Inflation has remained elevated at 8-10% range for more than 18 months since March 2010. Though the RBI and government have predicted the subsidence of headline inflation for many months now, it remains persistent at these high rates. The RBI's second quarter monetary policy review has projected baseline inflation to be 7% by end-March 2012.
Since February 2010, the RBI has increased rates 13 successive times, the largest such sequence of increases in its history. The repo and reverse repo rates have risen by 375 and 425 basis points respectively during this time.
Adding to the pressure is the steep recent depreciation in the value of rupee. While beneficial to exporters, it has the potential to add to inflationary pressures by making imports, espcially of oil, costlier.
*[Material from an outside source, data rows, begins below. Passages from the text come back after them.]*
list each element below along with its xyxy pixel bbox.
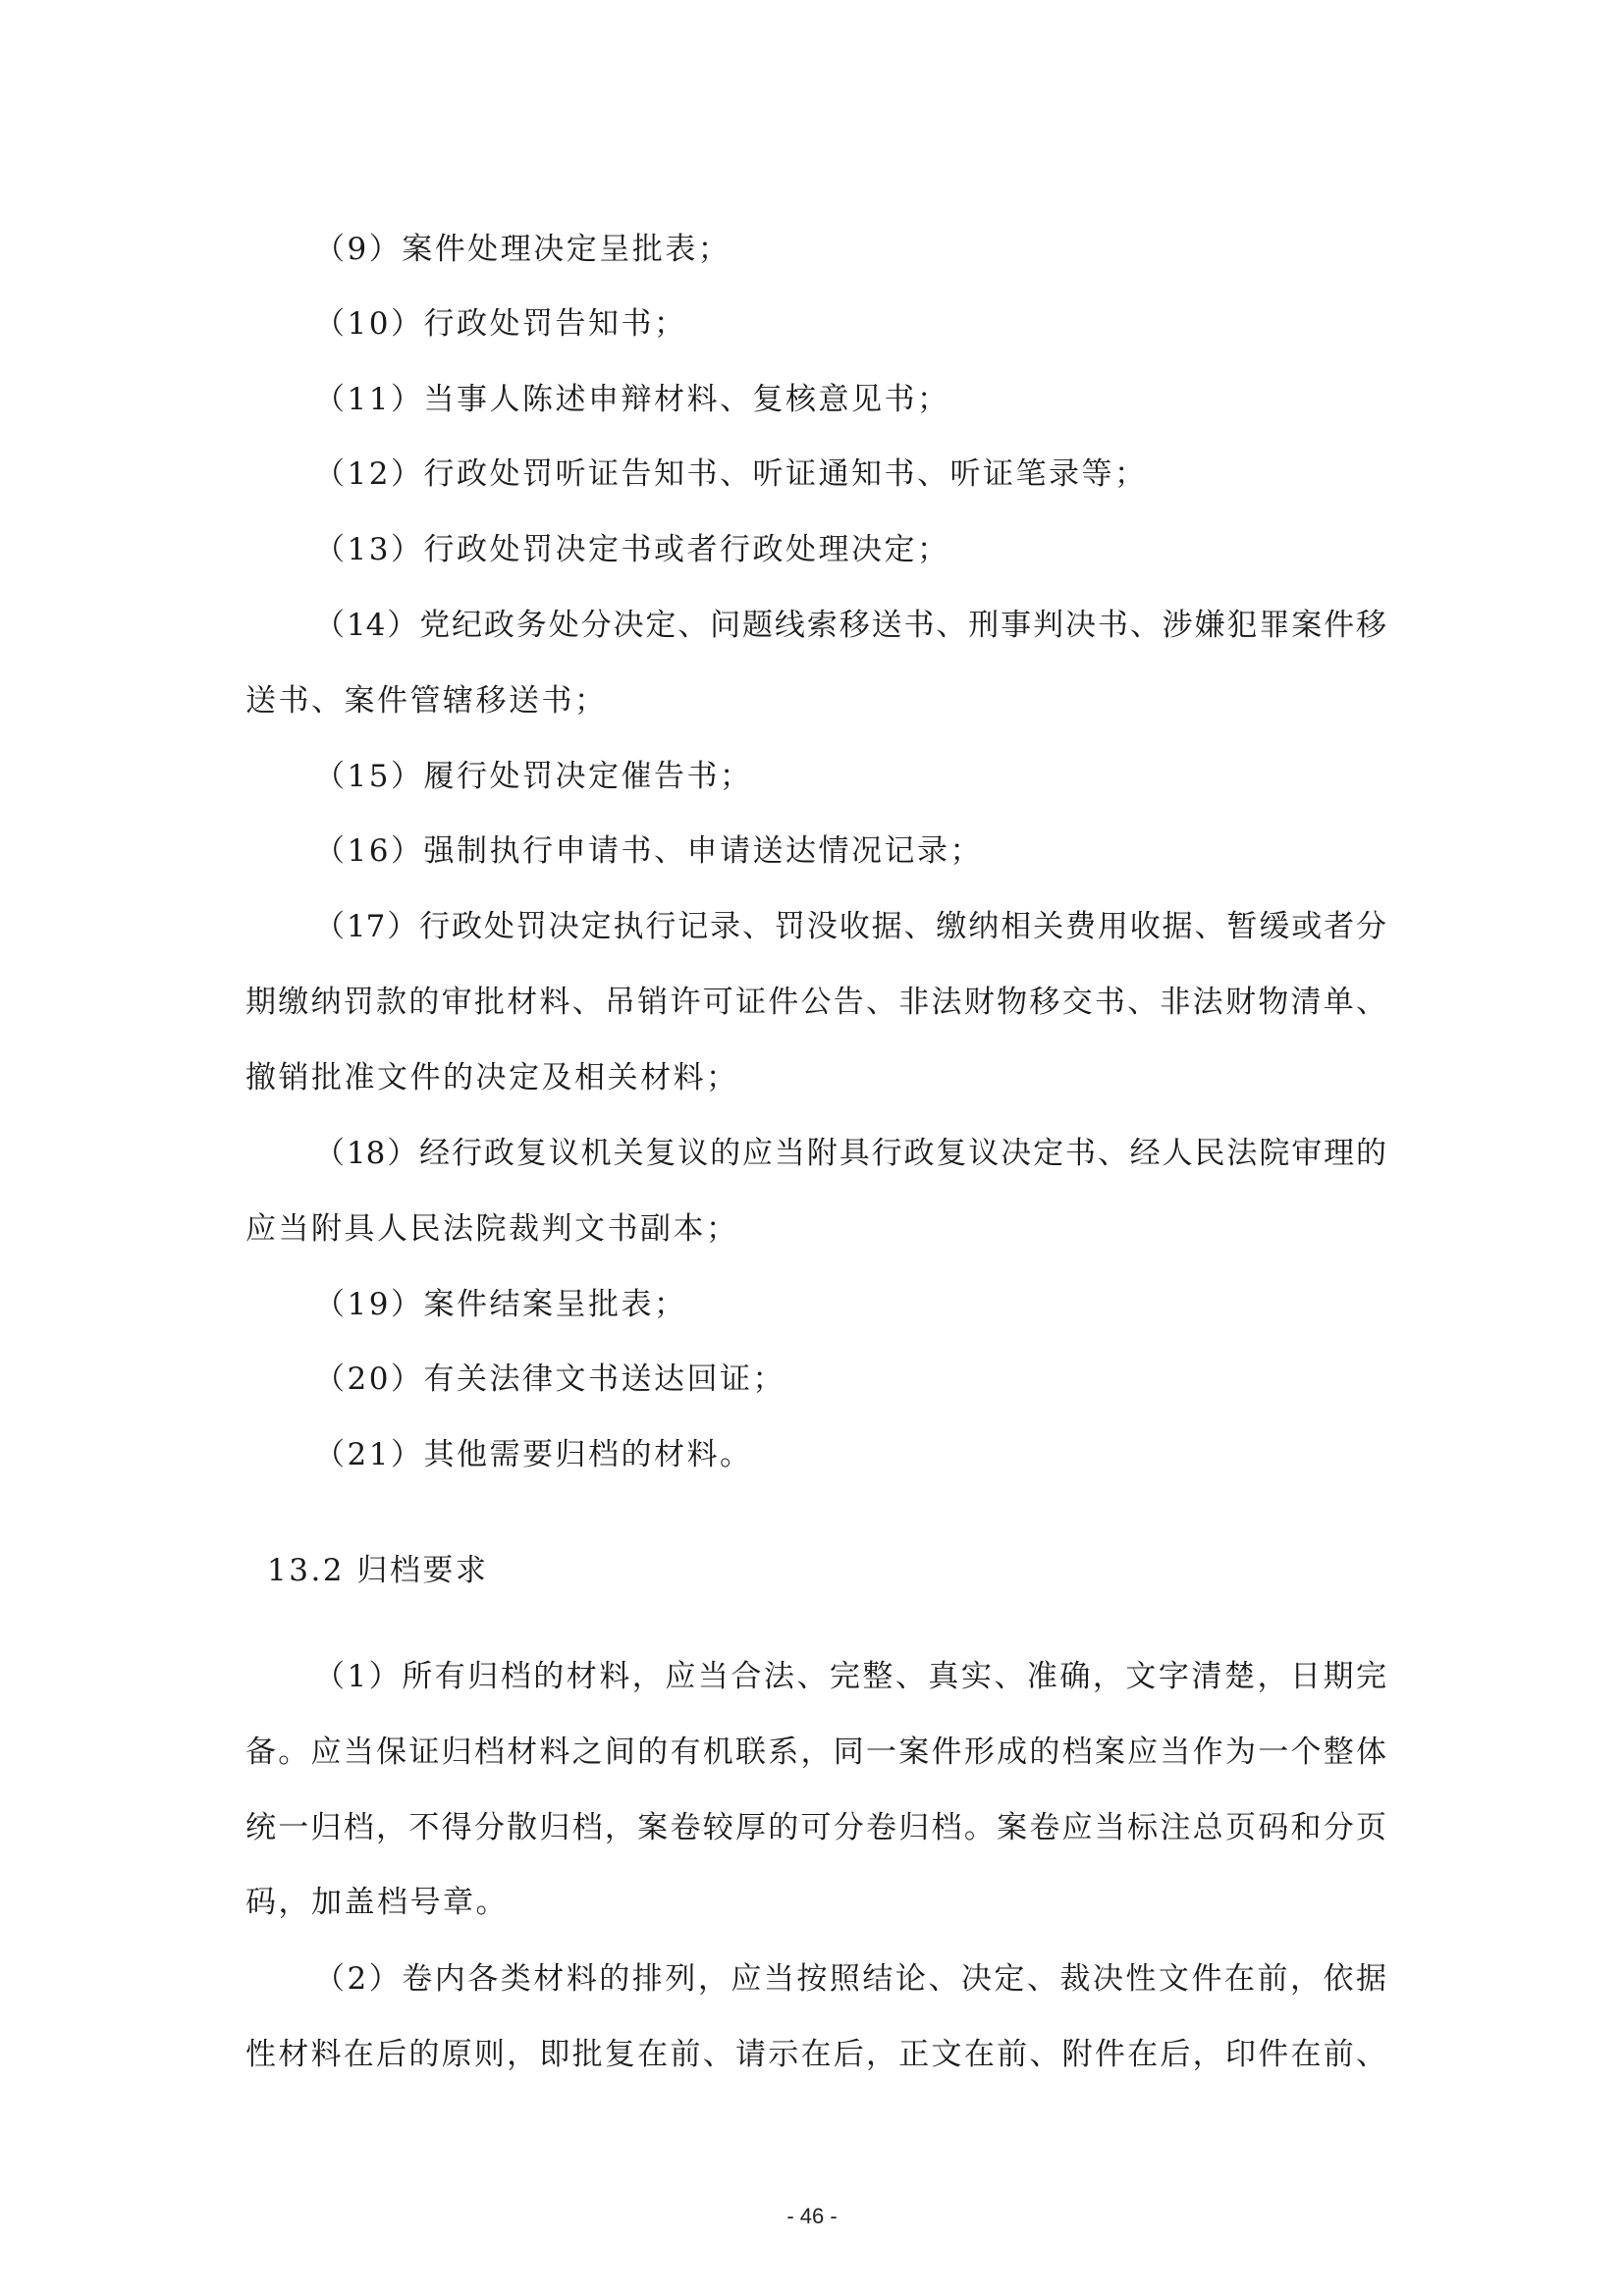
list-item-14-cont: 送书、案件管辖移送书； <box>245 681 608 721</box>
paragraph-2-cont: 性材料在后的原则，即批复在前、请示在后，正文在前、附件在后，印件在前、 <box>245 2035 1386 2074</box>
paragraph-1-cont: 码，加盖档号章。 <box>245 1883 509 1922</box>
list-item-18-cont: 应当附具人民法院裁判文书副本； <box>245 1209 739 1249</box>
paragraph-1: （1）所有归档的材料，应当合法、完整、真实、准确，文字清楚，日期完 <box>314 1657 1386 1696</box>
list-item-10: （10）行政处罚告知书； <box>314 304 686 344</box>
section-heading: 13.2 归档要求 <box>267 1551 488 1590</box>
list-item-18: （18）经行政复议机关复议的应当附具行政复议决定书、经人民法院审理的 <box>314 1134 1386 1173</box>
list-item-17-cont: 期缴纳罚款的审批材料、吊销许可证件公告、非法财物移交书、非法财物清单、 <box>245 983 1386 1022</box>
list-item-11: （11）当事人陈述申辩材料、复核意见书； <box>314 380 949 419</box>
paragraph-1-cont: 统一归档，不得分散归档，案卷较厚的可分卷归档。案卷应当标注总页码和分页 <box>245 1808 1386 1847</box>
list-item-9: （9）案件处理决定呈批表； <box>314 230 731 269</box>
list-item-12: （12）行政处罚听证告知书、听证通知书、听证笔录等； <box>314 454 1147 494</box>
list-item-14: （14）党纪政务处分决定、问题线索移送书、刑事判决书、涉嫌犯罪案件移 <box>314 606 1386 645</box>
paragraph-2: （2）卷内各类材料的排列，应当按照结论、决定、裁决性文件在前，依据 <box>314 1959 1386 1999</box>
list-item-13: （13）行政处罚决定书或者行政处理决定； <box>314 530 949 569</box>
list-item-21: （21）其他需要归档的材料。 <box>314 1435 752 1474</box>
list-item-16: （16）强制执行申请书、申请送达情况记录； <box>314 831 983 871</box>
page-number: - 46 - <box>0 2204 1624 2229</box>
list-item-17-cont: 撤销批准文件的决定及相关材料； <box>245 1058 739 1097</box>
list-item-19: （19）案件结案呈批表； <box>314 1285 686 1324</box>
list-item-20: （20）有关法律文书送达回证； <box>314 1360 785 1399</box>
list-item-15: （15）履行处罚决定催告书； <box>314 757 752 796</box>
paragraph-1-cont: 备。应当保证归档材料之间的有机联系，同一案件形成的档案应当作为一个整体 <box>245 1733 1386 1772</box>
list-item-17: （17）行政处罚决定执行记录、罚没收据、缴纳相关费用收据、暂缓或者分 <box>314 907 1386 946</box>
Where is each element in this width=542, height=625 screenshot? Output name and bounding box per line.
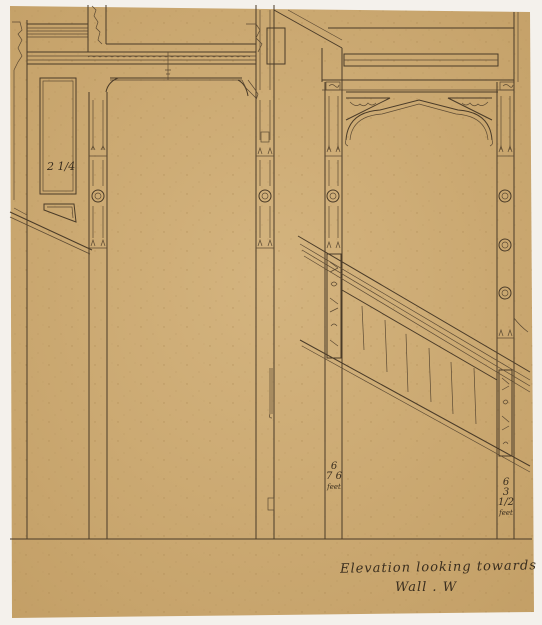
drawing-sheet [0, 0, 542, 625]
elevation-drawing [0, 0, 542, 625]
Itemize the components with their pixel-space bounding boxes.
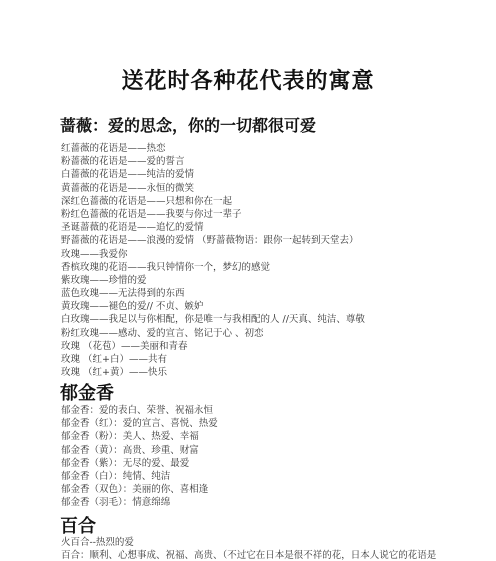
- list-item: 玫瑰 （红+黄）——快乐: [61, 366, 365, 379]
- list-item: 郁金香（粉）：美人、热爱、幸福: [61, 430, 218, 443]
- list-item: 黄玫瑰——褪色的爱// 不贞、嫉妒: [61, 300, 365, 313]
- list-item: 白蔷薇的花语是——纯洁的爱情: [61, 168, 365, 181]
- rose-meaning-list: 红蔷薇的花语是——热恋 粉蔷薇的花语是——爱的誓言 白蔷薇的花语是——纯洁的爱情…: [61, 142, 365, 379]
- list-item: 黄蔷薇的花语是——永恒的微笑: [61, 182, 365, 195]
- page-title: 送花时各种花代表的寓意: [0, 64, 496, 95]
- list-item: 圣诞蔷薇的花语是——追忆的爱情: [61, 221, 365, 234]
- list-item: 玫瑰 （花苞）——美丽和青春: [61, 340, 365, 353]
- list-item: 郁金香（紫）：无尽的爱、最爱: [61, 457, 218, 470]
- section-heading-tulip: 郁金香: [60, 379, 114, 405]
- list-item: 紫玫瑰——珍惜的爱: [61, 274, 365, 287]
- list-item: 玫瑰——我爱你: [61, 248, 365, 261]
- list-item: 郁金香（双色）：美丽的你、喜相逢: [61, 483, 218, 496]
- list-item: 火百合--热烈的爱: [61, 536, 436, 549]
- list-item: 粉蔷薇的花语是——爱的誓言: [61, 155, 365, 168]
- list-item: 红蔷薇的花语是——热恋: [61, 142, 365, 155]
- section-heading-lily: 百合: [60, 512, 96, 538]
- list-item: 百合：顺利、心想事成、祝福、高贵、（不过它在日本是很不祥的花，日本人说它的花语是: [61, 549, 436, 561]
- list-item: 郁金香（白）：纯情、纯洁: [61, 470, 218, 483]
- list-item: 野蔷薇的花语是——浪漫的爱情 （野蔷薇物语：跟你一起转到天堂去）: [61, 234, 365, 247]
- list-item: 玫瑰 （红+白）——共有: [61, 353, 365, 366]
- list-item: 郁金香（黄）：高贵、珍重、财富: [61, 444, 218, 457]
- tulip-meaning-list: 郁金香：爱的表白、荣誉、祝福永恒 郁金香（红）：爱的宣言、喜悦、热爱 郁金香（粉…: [61, 404, 218, 510]
- list-item: 粉红色蔷薇的花语是——我要与你过一辈子: [61, 208, 365, 221]
- list-item: 粉红玫瑰——感动、爱的宣言、铭记于心 、初恋: [61, 327, 365, 340]
- list-item: 白玫瑰——我足以与你相配，你是唯一与我相配的人 //天真、纯洁、尊敬: [61, 313, 365, 326]
- list-item: 郁金香（羽毛）：情意绵绵: [61, 496, 218, 509]
- list-item: 郁金香（红）：爱的宣言、喜悦、热爱: [61, 417, 218, 430]
- lily-meaning-list: 火百合--热烈的爱 百合：顺利、心想事成、祝福、高贵、（不过它在日本是很不祥的花…: [61, 536, 436, 561]
- list-item: 香槟玫瑰的花语——我只钟情你一个，梦幻的感觉: [61, 261, 365, 274]
- list-item: 蓝色玫瑰——无法得到的东西: [61, 287, 365, 300]
- list-item: 深红色蔷薇的花语是——只想和你在一起: [61, 195, 365, 208]
- section-heading-rose: 蔷薇：爱的思念，你的一切都很可爱: [60, 113, 316, 136]
- list-item: 郁金香：爱的表白、荣誉、祝福永恒: [61, 404, 218, 417]
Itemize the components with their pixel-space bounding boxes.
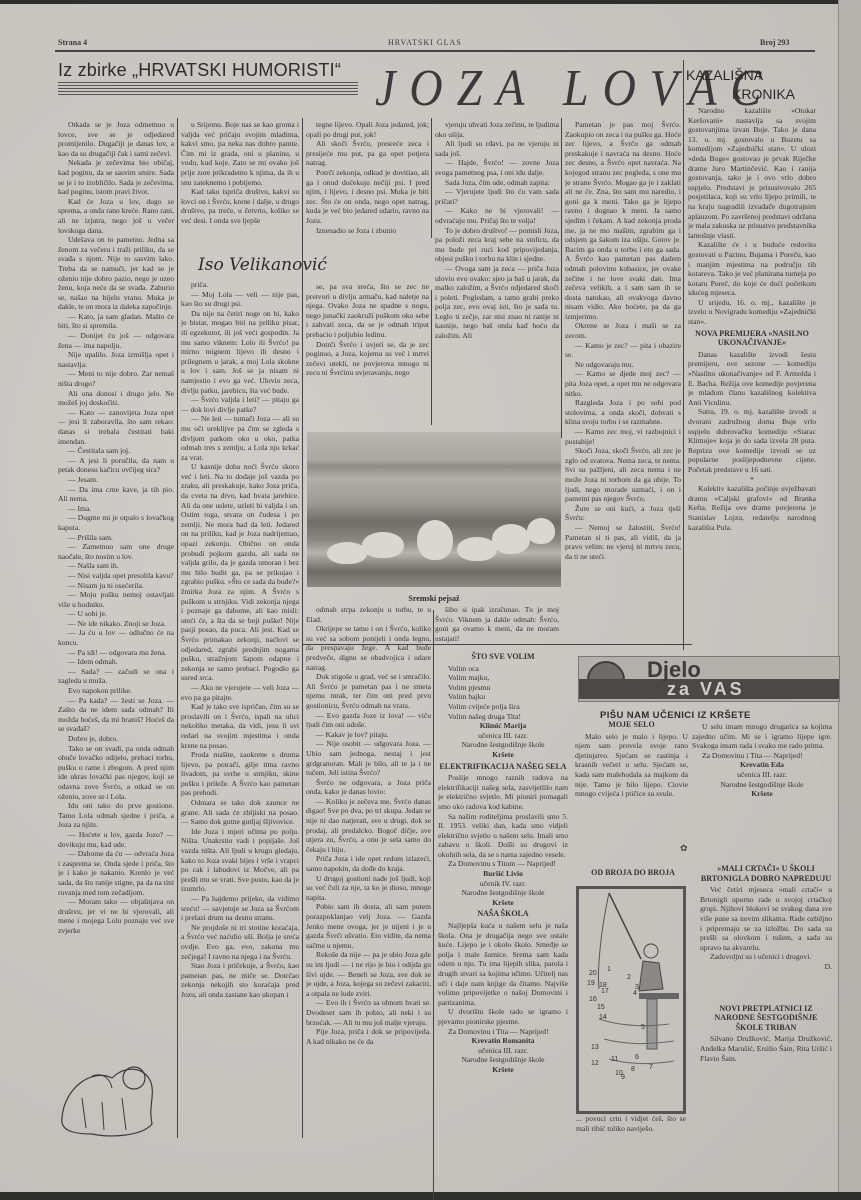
story-column-3-mid: se, pa sva sreća, što se zec ne pretvori… <box>306 282 429 425</box>
svg-text:1: 1 <box>607 966 611 973</box>
children-page-banner: Djelo za VAS <box>578 656 840 702</box>
paragraph: — Evo ih i Švrćo sa ohnom hvati se. Dvod… <box>306 998 431 1027</box>
article-grade: učenica III. razr. <box>692 770 832 780</box>
paragraph: — Dugme mi je otpalo s lovačkog kaputa. <box>58 513 174 532</box>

In a reflection of the tightening monetary conditions, anchored inflation expectations, and increased government borrowings (government recently announced an increase in its 2011-12 fiscal borrowing by an additional Rs 52,872 Cr, taking it to a record Rs 4.7 trillion), long-term interest rates have been climbing. Into this milieu the announcement by the government The yields on 10 year government bonds have increased by more than 80 basis points since the beginning of the year.
As a measure of the growing global financial market instability, India VIX, the barometer of equity market volatility, has not only risen but has shown increased fluctuations over the past three months.